In the summer we worked in Moscow with the team. One night (I stayed home that day) husband came home and told a story that happened to sots.oprose. I got the idea to write it and even some cases from the practice of Our team on the ‘cold market.
Question hitter: – Tell me, in your environment, there are people who want to create or increase revenue? – E-uh! In May, surrounded by hypocrites Adney, abmanschiki, liars, paadhalimy. – Where are you work? – In restarannom business.

Camo Tatarian in a suit and tie, handing out leaflets on the street. For some time people watching him east of nationality (as it turned out – the Turks), too, in a suit and tie. Then fit and asks: – Tell me, young man, what you nationality? – Armenian, but what? – Hmm … The first time I’ve seen an Armenian, giving a handout! Another case occurred in Kamo on the leaflets. Came up to him grandmother hunched, with a stick. Says: – My son, what do you suggest? – Grandma, you do not need it.

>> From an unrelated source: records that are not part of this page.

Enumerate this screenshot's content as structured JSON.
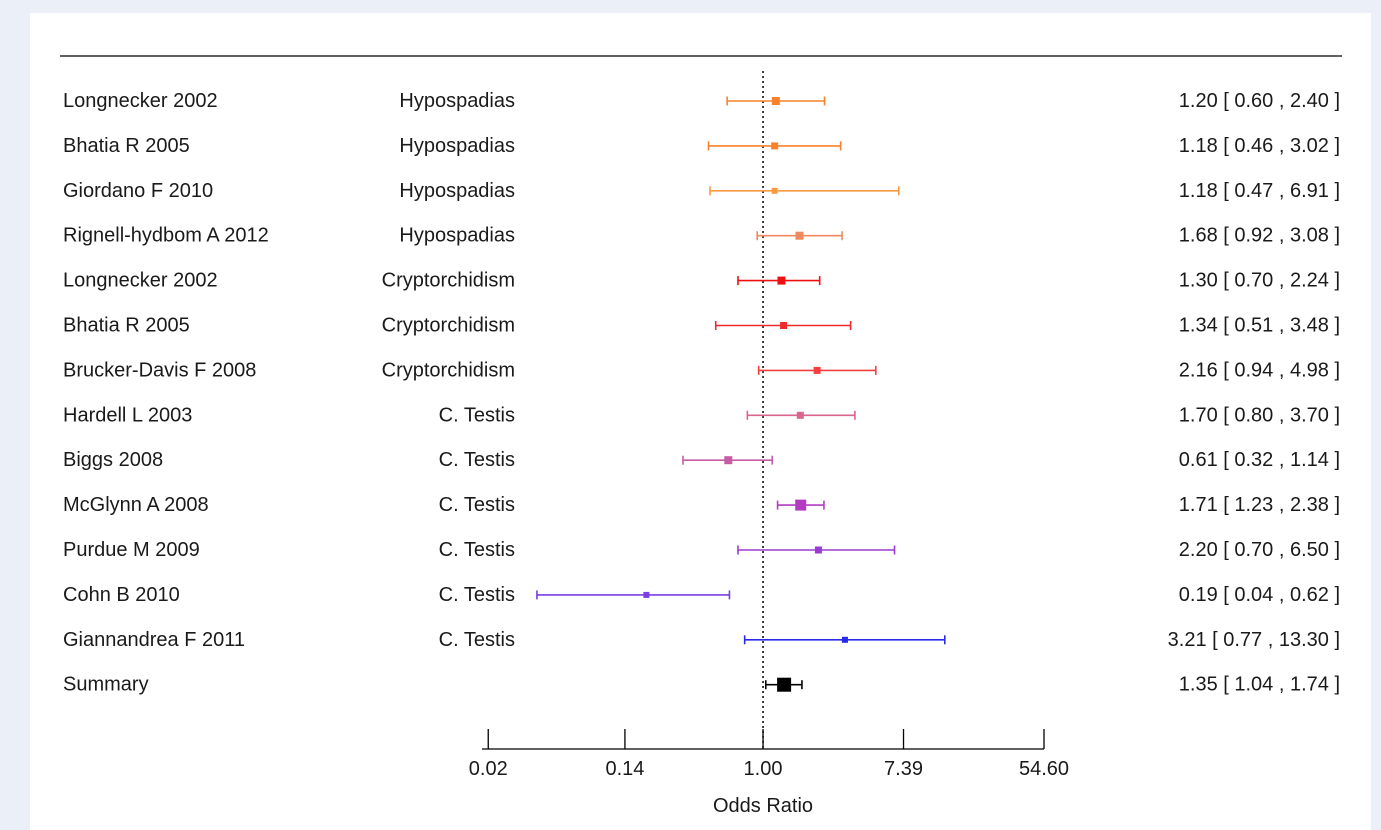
{
  "chart_data": {
    "type": "forest",
    "xlabel": "Odds Ratio",
    "x_scale": "log",
    "x_ticks": [
      "0.02",
      "0.14",
      "1.00",
      "7.39",
      "54.60"
    ],
    "x_tick_values": [
      0.02,
      0.14,
      1.0,
      7.39,
      54.6
    ],
    "xlim": [
      0.0183,
      54.6
    ],
    "reference_line": 1.0,
    "studies": [
      {
        "study": "Longnecker  2002",
        "outcome": "Hypospadias",
        "or": 1.2,
        "lo": 0.6,
        "hi": 2.4,
        "text": "1.20 [ 0.60 ,  2.40 ]",
        "color": "#f7822b",
        "weight": 0.3
      },
      {
        "study": "Bhatia R 2005",
        "outcome": "Hypospadias",
        "or": 1.18,
        "lo": 0.46,
        "hi": 3.02,
        "text": "1.18 [ 0.46 ,  3.02 ]",
        "color": "#f7822b",
        "weight": 0.2
      },
      {
        "study": "Giordano F 2010",
        "outcome": "Hypospadias",
        "or": 1.18,
        "lo": 0.47,
        "hi": 6.91,
        "text": "1.18 [ 0.47 ,  6.91 ]",
        "color": "#f79a42",
        "weight": 0.12
      },
      {
        "study": "Rignell-hydbom A  2012",
        "outcome": "Hypospadias",
        "or": 1.68,
        "lo": 0.92,
        "hi": 3.08,
        "text": "1.68 [ 0.92 ,  3.08 ]",
        "color": "#ee8a60",
        "weight": 0.35
      },
      {
        "study": "Longnecker  2002",
        "outcome": "Cryptorchidism",
        "or": 1.3,
        "lo": 0.7,
        "hi": 2.24,
        "text": "1.30 [ 0.70 ,  2.24 ]",
        "color": "#ee1111",
        "weight": 0.38
      },
      {
        "study": "Bhatia R 2005",
        "outcome": "Cryptorchidism",
        "or": 1.34,
        "lo": 0.51,
        "hi": 3.48,
        "text": "1.34 [ 0.51 ,  3.48 ]",
        "color": "#ee2a2a",
        "weight": 0.2
      },
      {
        "study": "Brucker-Davis F 2008",
        "outcome": "Cryptorchidism",
        "or": 2.16,
        "lo": 0.94,
        "hi": 4.98,
        "text": "2.16 [ 0.94 ,  4.98 ]",
        "color": "#f24040",
        "weight": 0.22
      },
      {
        "study": "Hardell L 2003",
        "outcome": "C. Testis",
        "or": 1.7,
        "lo": 0.8,
        "hi": 3.7,
        "text": "1.70 [ 0.80 ,  3.70 ]",
        "color": "#d9668a",
        "weight": 0.22
      },
      {
        "study": "Biggs 2008",
        "outcome": "C. Testis",
        "or": 0.61,
        "lo": 0.32,
        "hi": 1.14,
        "text": "0.61 [ 0.32 ,  1.14 ]",
        "color": "#c45ca6",
        "weight": 0.35
      },
      {
        "study": "McGlynn A 2008",
        "outcome": "C. Testis",
        "or": 1.71,
        "lo": 1.23,
        "hi": 2.38,
        "text": "1.71 [ 1.23 ,  2.38 ]",
        "color": "#b43cc2",
        "weight": 0.7
      },
      {
        "study": "Purdue M 2009",
        "outcome": "C. Testis",
        "or": 2.2,
        "lo": 0.7,
        "hi": 6.5,
        "text": "2.20 [ 0.70 ,  6.50 ]",
        "color": "#9c3ad6",
        "weight": 0.2
      },
      {
        "study": "Cohn B 2010",
        "outcome": "C. Testis",
        "or": 0.19,
        "lo": 0.04,
        "hi": 0.62,
        "text": "0.19 [ 0.04 ,  0.62 ]",
        "color": "#7a3ee6",
        "weight": 0.15
      },
      {
        "study": "Giannandrea F 2011",
        "outcome": "C. Testis",
        "or": 3.21,
        "lo": 0.77,
        "hi": 13.3,
        "text": "3.21 [ 0.77 , 13.30 ]",
        "color": "#2a2ae6",
        "weight": 0.15
      }
    ],
    "summary": {
      "study": "Summary",
      "or": 1.35,
      "lo": 1.04,
      "hi": 1.74,
      "text": "1.35 [ 1.04 ,  1.74 ]",
      "color": "#000000"
    }
  }
}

– And why you decided? – Grandma, why do you? How old are you? – Son, I’m 82 years old. I’m going to live to 120 years. What do you think I do next 40 years? I want to do self-development, to earn money to travel. Tell me what you suggest. Do Kamo was dumb … This grandmother then came to the presentation. She has an incredibly shrill young voice and a clear mind. But the case for Marina. She handed out leaflets with the text: ‘Occupation of the XXI century’. Fits a woman takes a leaflet, and loudly so reads: – THE XXI CENTURY paid professions … This is a prostitute or something?